Сатат, внешне уже совершенно спокойная, вышла из кабины, присела на камень. Камень неприятно леденил ноги, дыхание вырывалось изо рта облачком пара.
«Пусть, — подумала Сатат, — мне можно».
Она порылась в карманах, нашла маленький маникюрный наборчик и пилочкой осторожно поддела крышку браслета индивидуального индикатора. Прищурив глаз, вгляделась в переплетение деталей и той же пилочкой принялась осторожно соскребать в одном месте изоляцию. Закончив, она сняла браслет. Индикатор не отреагировал. Сатат невесело усмехнулась. Когда-то на одном из технических совещаний она выступала против именно этой конструкции индикатора, говоря, что его слишком легко испортить. Но комиссия сочла фактор злой воли несущественным. Что же, тем лучше. Теперь индикатор будет вечно посылать сигнал о хорошем самочувствии. А главное, не выдаст ее убежища.
Сатат спрятала индикатор под сиденье и задала гравилету программу возвращения. Она долго глядела ему вслед.

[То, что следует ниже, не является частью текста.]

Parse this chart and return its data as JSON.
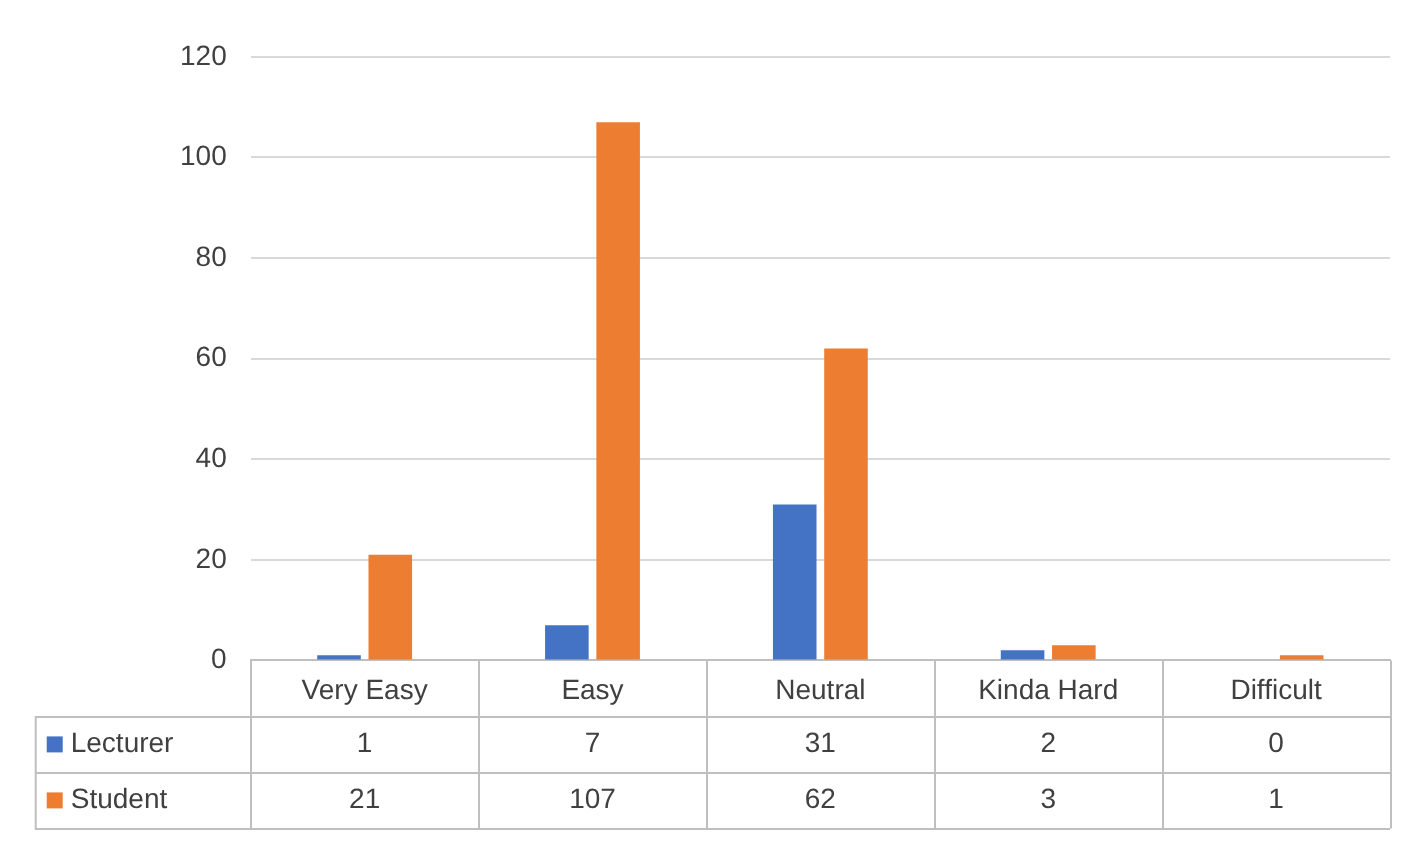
{
  "chart_data": {
    "type": "bar",
    "categories": [
      "Very Easy",
      "Easy",
      "Neutral",
      "Kinda Hard",
      "Difficult"
    ],
    "series": [
      {
        "name": "Lecturer",
        "color": "#4472c4",
        "values": [
          1,
          7,
          31,
          2,
          0
        ]
      },
      {
        "name": "Student",
        "color": "#ed7d31",
        "values": [
          21,
          107,
          62,
          3,
          1
        ]
      }
    ],
    "ylim": [
      0,
      120
    ],
    "yticks": [
      0,
      20,
      40,
      60,
      80,
      100,
      120
    ],
    "grid": "y",
    "legend": "bottom",
    "data_labels": true
  }
}
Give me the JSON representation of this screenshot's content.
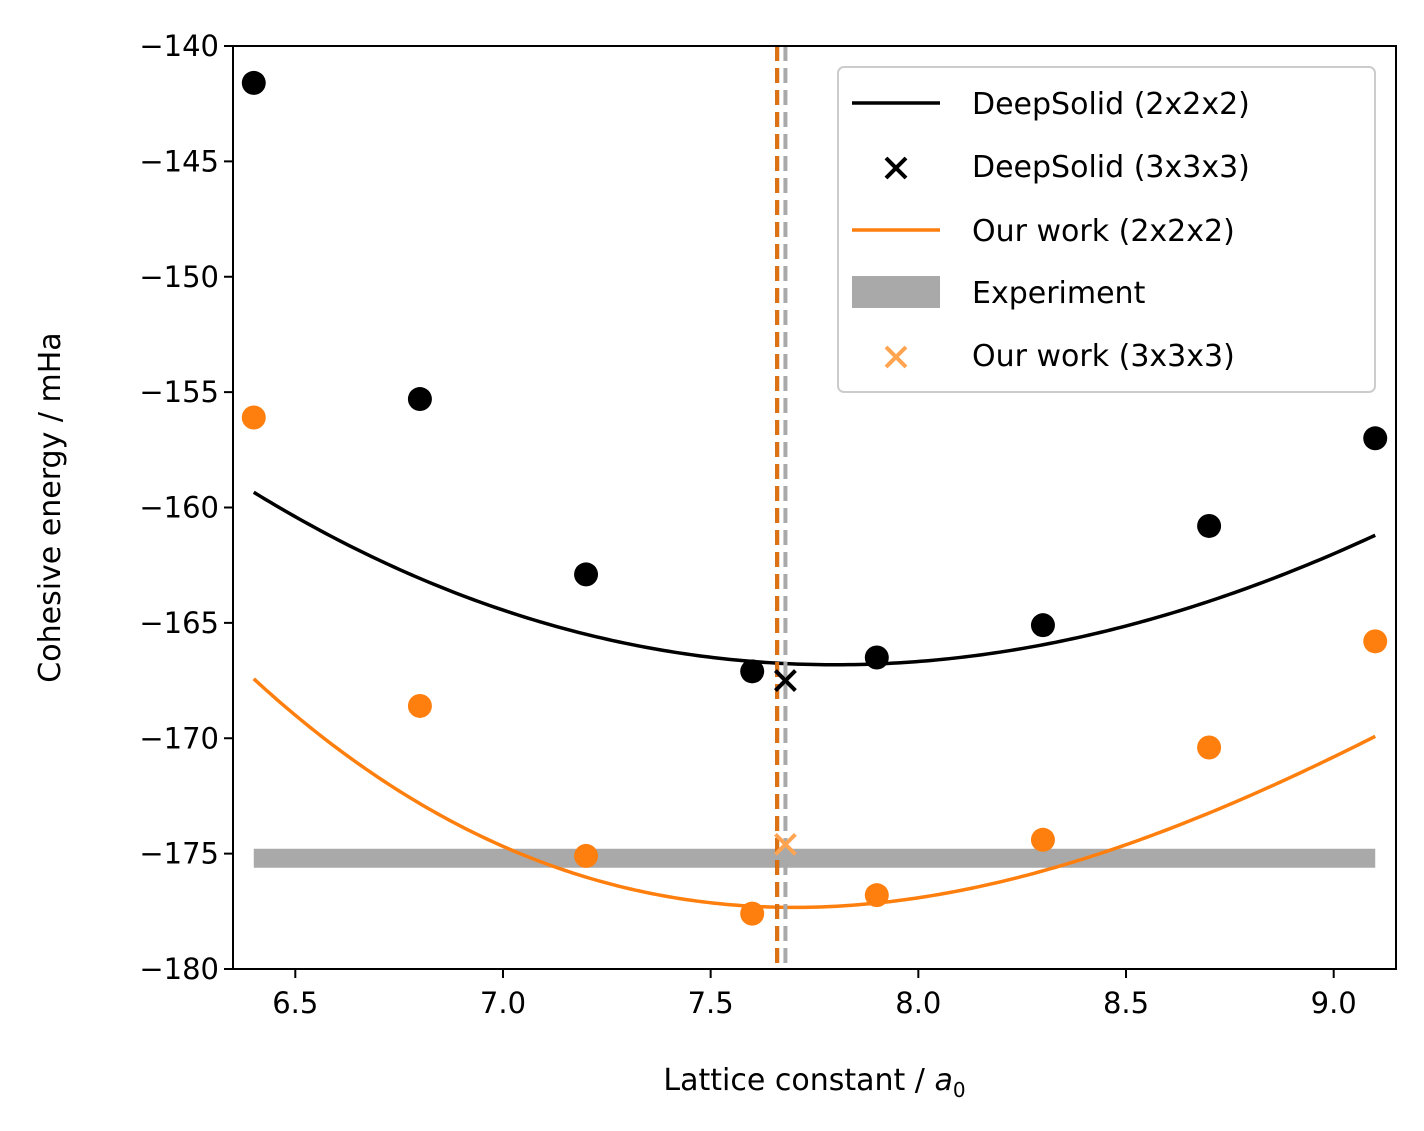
{
  "chart_data": {
    "type": "line",
    "xlabel_text": "Lattice constant / ",
    "xlabel_symbol": "a",
    "xlabel_subscript": "0",
    "ylabel": "Cohesive energy / mHa",
    "xlim": [
      6.35,
      9.15
    ],
    "ylim": [
      -180,
      -140
    ],
    "xticks": [
      6.5,
      7.0,
      7.5,
      8.0,
      8.5,
      9.0
    ],
    "xtick_labels": [
      "6.5",
      "7.0",
      "7.5",
      "8.0",
      "8.5",
      "9.0"
    ],
    "yticks": [
      -180,
      -175,
      -170,
      -165,
      -160,
      -155,
      -150,
      -145,
      -140
    ],
    "ytick_labels": [
      "−180",
      "−175",
      "−170",
      "−165",
      "−160",
      "−155",
      "−150",
      "−145",
      "−140"
    ],
    "grid": false,
    "legend_position": "top-right",
    "legend": [
      {
        "label": "DeepSolid (2x2x2)",
        "kind": "line",
        "color": "#000000"
      },
      {
        "label": "DeepSolid (3x3x3)",
        "kind": "x",
        "color": "#000000"
      },
      {
        "label": "Our work (2x2x2)",
        "kind": "line",
        "color": "#ff7f0e"
      },
      {
        "label": "Experiment",
        "kind": "band",
        "color": "#a9a9a9"
      },
      {
        "label": "Our work (3x3x3)",
        "kind": "x",
        "color": "#ffa552"
      }
    ],
    "series": [
      {
        "name": "DeepSolid (2x2x2)",
        "color": "#000000",
        "points": [
          {
            "x": 6.4,
            "y": -141.6
          },
          {
            "x": 6.8,
            "y": -155.3
          },
          {
            "x": 7.2,
            "y": -162.9
          },
          {
            "x": 7.6,
            "y": -167.1
          },
          {
            "x": 7.9,
            "y": -166.5
          },
          {
            "x": 8.3,
            "y": -165.1
          },
          {
            "x": 8.7,
            "y": -160.8
          },
          {
            "x": 9.1,
            "y": -157.0
          }
        ],
        "fit": {
          "a": 3.5585,
          "c": -166.815,
          "d": -0.1823,
          "m": 7.8
        },
        "min_x": 7.66
      },
      {
        "name": "Our work (2x2x2)",
        "color": "#ff7f0e",
        "points": [
          {
            "x": 6.4,
            "y": -156.1
          },
          {
            "x": 6.8,
            "y": -168.6
          },
          {
            "x": 7.2,
            "y": -175.1
          },
          {
            "x": 7.6,
            "y": -177.6
          },
          {
            "x": 7.9,
            "y": -176.8
          },
          {
            "x": 8.3,
            "y": -174.4
          },
          {
            "x": 8.7,
            "y": -170.4
          },
          {
            "x": 9.1,
            "y": -165.8
          }
        ],
        "fit": {
          "a": 4.86,
          "c": -177.33,
          "d": -0.77,
          "m": 7.7
        },
        "min_x": 7.66
      }
    ],
    "markers_3x3x3": [
      {
        "name": "DeepSolid (3x3x3)",
        "x": 7.68,
        "y": -167.5,
        "color": "#000000"
      },
      {
        "name": "Our work (3x3x3)",
        "x": 7.68,
        "y": -174.6,
        "color": "#ffa552"
      }
    ],
    "experiment": {
      "y": -175.2,
      "x_start": 6.4,
      "x_end": 9.1,
      "color": "#a9a9a9",
      "vline_x": 7.68
    }
  }
}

Сейчас он еще раз спляшет меж облаков нескладную историю ее последней любви и забудет этот необычный маршрут. Теперь ее могут хватиться, только если кто-то вызовет ее, а она не ответит на вызов. Но захочет ли кто-нибудь из бесчисленных миллиардов людей говорить с ней?

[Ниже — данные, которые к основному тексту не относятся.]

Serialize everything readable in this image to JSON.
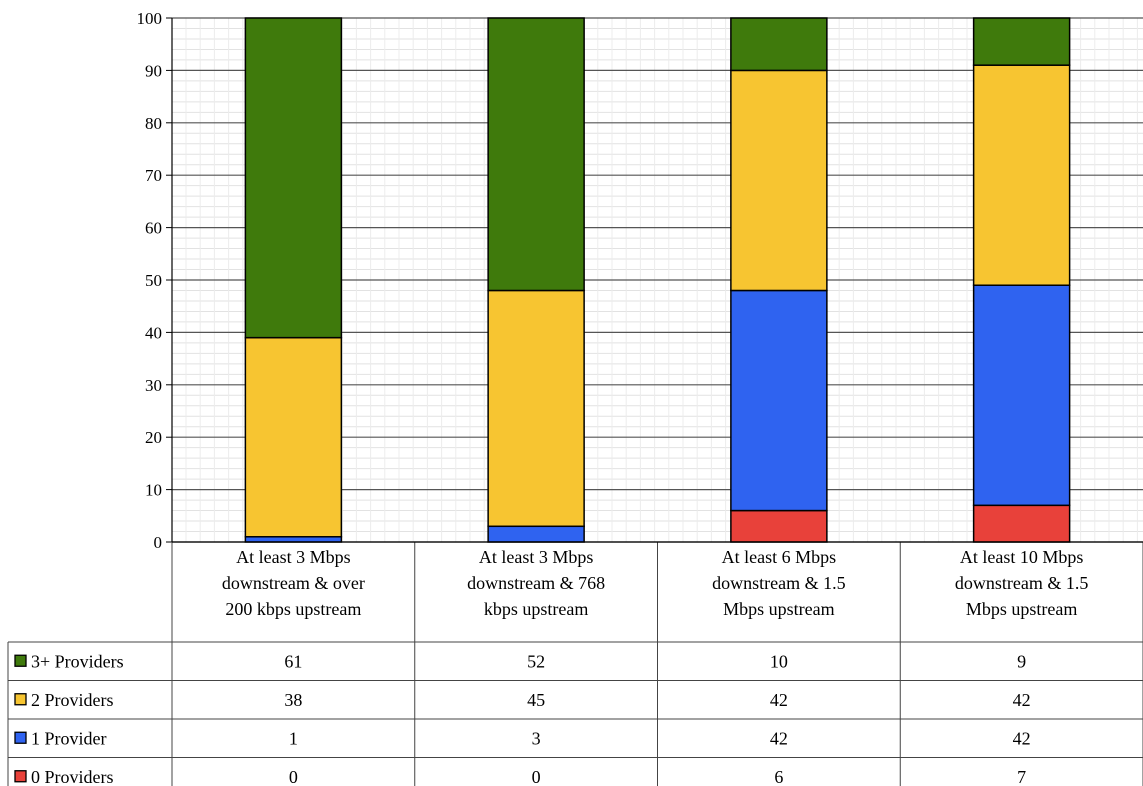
{
  "chart_data": {
    "type": "bar",
    "stacked": true,
    "categories": [
      "At least 3 Mbps downstream & over 200 kbps upstream",
      "At least 3 Mbps downstream & 768 kbps upstream",
      "At least 6 Mbps downstream & 1.5 Mbps upstream",
      "At least 10 Mbps downstream & 1.5 Mbps upstream"
    ],
    "category_lines": [
      [
        "At least 3 Mbps",
        "downstream & over",
        "200 kbps upstream"
      ],
      [
        "At least 3 Mbps",
        "downstream & 768",
        "kbps upstream"
      ],
      [
        "At least 6 Mbps",
        "downstream & 1.5",
        "Mbps upstream"
      ],
      [
        "At least 10 Mbps",
        "downstream & 1.5",
        "Mbps upstream"
      ]
    ],
    "series": [
      {
        "name": "0 Providers",
        "color": "#e8413a",
        "values": [
          0,
          0,
          6,
          7
        ]
      },
      {
        "name": "1 Provider",
        "color": "#2f63f0",
        "values": [
          1,
          3,
          42,
          42
        ]
      },
      {
        "name": "2 Providers",
        "color": "#f7c531",
        "values": [
          38,
          45,
          42,
          42
        ]
      },
      {
        "name": "3+ Providers",
        "color": "#3f7a0c",
        "values": [
          61,
          52,
          10,
          9
        ]
      }
    ],
    "table_order": [
      "3+ Providers",
      "2 Providers",
      "1 Provider",
      "0 Providers"
    ],
    "ylim": [
      0,
      100
    ],
    "yticks": [
      0,
      10,
      20,
      30,
      40,
      50,
      60,
      70,
      80,
      90,
      100
    ],
    "grid": true,
    "legend": "data-table-left"
  }
}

Июль в Пиренеях — самое опасное для альпинистов время. Снег в горах подтаивает, рыхлые массы его срываются вниз в облаках непроницаемо-белого тумана. Место, по которому проходил десять минут назад, может стать ненадежным, а ярчайшее испанское солнце непрерывно угрожает снежной слепотой. Может быть, поэтому особенно интересно совершать восхождения именно в июле. Романтические опасности приятно щекочут нервы, и единственное, что новоявленные альпинистки знали совершенно точно — в горах нельзя громко говорить. Вот только как удержаться?
— Лайма! Если ты будешь так копаться, то горы успеют рассыпаться, прежде чем ты залезешь на них!

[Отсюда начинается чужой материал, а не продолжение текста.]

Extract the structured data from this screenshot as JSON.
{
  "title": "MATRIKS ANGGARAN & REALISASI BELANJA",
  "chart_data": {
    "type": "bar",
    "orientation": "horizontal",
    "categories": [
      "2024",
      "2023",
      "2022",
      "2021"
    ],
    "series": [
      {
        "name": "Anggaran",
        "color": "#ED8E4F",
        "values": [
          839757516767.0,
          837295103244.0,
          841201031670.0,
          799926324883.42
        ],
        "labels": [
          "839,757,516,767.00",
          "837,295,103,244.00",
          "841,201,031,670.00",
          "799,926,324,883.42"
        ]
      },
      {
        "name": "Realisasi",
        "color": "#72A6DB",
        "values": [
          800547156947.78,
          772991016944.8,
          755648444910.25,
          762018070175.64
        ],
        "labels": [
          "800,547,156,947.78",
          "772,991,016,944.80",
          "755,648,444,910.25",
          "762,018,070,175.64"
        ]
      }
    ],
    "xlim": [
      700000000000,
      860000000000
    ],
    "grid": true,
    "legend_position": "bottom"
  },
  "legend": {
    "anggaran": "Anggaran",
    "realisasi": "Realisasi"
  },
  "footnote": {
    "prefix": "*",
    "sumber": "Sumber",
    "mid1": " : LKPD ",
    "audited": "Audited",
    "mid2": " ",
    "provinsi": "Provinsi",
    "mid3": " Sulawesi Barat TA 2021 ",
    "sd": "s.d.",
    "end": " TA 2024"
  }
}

— Погоди, не всем же быть такой обезьянкой, как ты, — отвечала снизу Лайма Орестовна. Отдуваясь, она добралась к своей подруге и огляделась.
— Вот что я скажу, голубушка Сяо-се, — промолвила она, — я все больше убеждаюсь, что если мы и дальше будем ползти по этому уступу, то никогда не выйдем ни к одной приличной вершине. По-моему, мы просто ходим кругами. Час назад снежники были близко, сейчас они тоже близко. Спрашивается, чем мы занимались этот час?